Hans-Jürgen Goertz, Radikalität der Reformation. Aufsätze und Abhandlungen. (Forschungen zur Kirchen- und Dogmengeschichte Bd. 93) Göttingen 2007, bes. 59–75.
Volkmar Joestel, Ostthüringen und Karlstadt. Soziale Bewegung und Reformation im mittleren Saaletal am Vorabend des Bauernkrieges (1522–1524). Berlin 1996.
Der durch seine radikale Gemeindereformation hervorgetretene und deshalb in Kursachsen unliebsam gewordene Andreas Bodenstein, genannt Karlstadt, erklärte in seinem Brief an den ernestinischen Kurfürsten Friedrich den Weisen vom 8. Juni 1524 nicht nur, dass er von seiner Orlamünder Pfarrstelle zurücktrete, sondern verzichte auch auf sein Kanonikat (Archidiakonat) am Wittenberger Allerheiligenstift. Er könne es nicht mit seinem Gewissen und seinen Glaubensvorstellungen vereinbaren, auf seine alte Stelle zurückzukehren. Doch was bewegte Karlstadt überhaupt zu diesem Schritt?

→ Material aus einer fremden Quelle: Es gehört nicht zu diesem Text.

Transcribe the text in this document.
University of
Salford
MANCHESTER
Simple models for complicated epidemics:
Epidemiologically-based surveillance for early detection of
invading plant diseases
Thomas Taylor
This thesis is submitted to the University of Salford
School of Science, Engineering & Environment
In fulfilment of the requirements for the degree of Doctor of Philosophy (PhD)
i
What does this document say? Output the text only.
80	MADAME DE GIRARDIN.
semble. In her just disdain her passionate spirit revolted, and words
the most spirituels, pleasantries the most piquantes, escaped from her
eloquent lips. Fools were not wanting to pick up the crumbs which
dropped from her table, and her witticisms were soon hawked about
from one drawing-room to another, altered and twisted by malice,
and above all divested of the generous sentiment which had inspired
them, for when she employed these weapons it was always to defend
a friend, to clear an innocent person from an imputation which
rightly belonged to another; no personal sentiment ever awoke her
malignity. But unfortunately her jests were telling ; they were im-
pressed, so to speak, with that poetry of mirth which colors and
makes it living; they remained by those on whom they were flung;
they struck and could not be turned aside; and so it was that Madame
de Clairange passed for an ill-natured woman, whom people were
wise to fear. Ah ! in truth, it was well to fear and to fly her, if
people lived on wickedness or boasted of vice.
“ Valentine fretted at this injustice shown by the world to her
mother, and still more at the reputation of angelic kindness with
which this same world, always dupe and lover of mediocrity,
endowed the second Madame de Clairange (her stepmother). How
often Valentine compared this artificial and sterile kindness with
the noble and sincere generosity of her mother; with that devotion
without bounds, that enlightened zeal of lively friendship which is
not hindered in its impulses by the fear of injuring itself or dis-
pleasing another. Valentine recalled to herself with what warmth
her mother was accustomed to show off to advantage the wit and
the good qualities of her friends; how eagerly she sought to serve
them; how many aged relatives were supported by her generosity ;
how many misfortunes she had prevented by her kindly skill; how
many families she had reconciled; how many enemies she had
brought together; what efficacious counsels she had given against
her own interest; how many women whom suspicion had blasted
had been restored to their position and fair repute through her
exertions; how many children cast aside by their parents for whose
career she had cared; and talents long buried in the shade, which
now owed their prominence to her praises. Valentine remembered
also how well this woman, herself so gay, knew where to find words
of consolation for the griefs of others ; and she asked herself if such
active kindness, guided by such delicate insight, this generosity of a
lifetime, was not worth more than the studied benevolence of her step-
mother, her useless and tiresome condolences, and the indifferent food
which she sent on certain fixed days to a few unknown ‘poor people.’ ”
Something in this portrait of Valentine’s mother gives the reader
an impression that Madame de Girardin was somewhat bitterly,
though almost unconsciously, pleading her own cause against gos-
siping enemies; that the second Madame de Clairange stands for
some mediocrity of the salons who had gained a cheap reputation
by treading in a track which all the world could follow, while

Der aus Franken stammende Andreas Karlstadt war ursprünglich Theologieprofessor an der Universität Wittenberg und Inhaber eines Archidiakonat genannten Kanonikats am Wittenberger Allerheiligenstift. Er gehörte neben Martin Luther zu den frühen Gallionsfiguren der evangelischen Bewegung. So erhielt er 1520 ebenso wie Luther die päpstliche Bannandrohung. Während Luther auf die Wartburg „entführt“ wurde, verblieb Karlstadt in Wittenberg und entfaltete in dieser Zeit eine prägende Wirkung: Bereits zu Weihnachten 1521 feierte er die erste öffentliche evangelische Messe und predigte auf Deutsch. In seiner 1522 veröffentlichte Schrift „Löbliche Ordnung der Fürstlichen Stat Wittemberg“ legte er seine Version einer christlichen (evangelischen) Stadt dar: Es sollte eine evangelische Messe eingeführt, die Heiligenbilder verboten, unsittliche Einrichtungen wie das Freudenhaus geschlossen sowie eine klar geregelte Armen-, Witwen- und Waisenfürsorge eingeführt werden, die das Verbot des Bettelns einschloss. Durch die Einrichtung eines „gemeinen Kasten“ sollte diese Sozialfürsorge aus einem einheitlichen städtischen Topf bezahlt werden. Diese Veränderung des kirchlichen Lebens und die von Karlstadt beförderte Radikalisierung der evangelischen Bewegung fand ihr jähes Ende mit der Rückkehr Luthers nach Wittenberg im März 1522. Luther plädierte für gemäßigte Reformen und machte seinen Anspruch als ‚erstberufener Reformator‘ geltend, Karlstadt hingegen durfte seine Predigertätigkeit in der Stiftskirche in Wittenberg nicht weiter ausüben und sollte sich nur noch auf seine akademische Tätigkeit beschränken. Deutlich wurde die Zurechtweisung durch die universitäre Pressezensur, die über seine Schriften verhängt wurde. Für Karlstadt war dies eine unbefriedigende Situation, weil er nicht nur seinen Führungsanspruch in der evangelischen Bewegung in Wittenberg verlor, sondern Luthers gemäßigte Reformmaßnahmen als altgläubige Restauration wahrnahm.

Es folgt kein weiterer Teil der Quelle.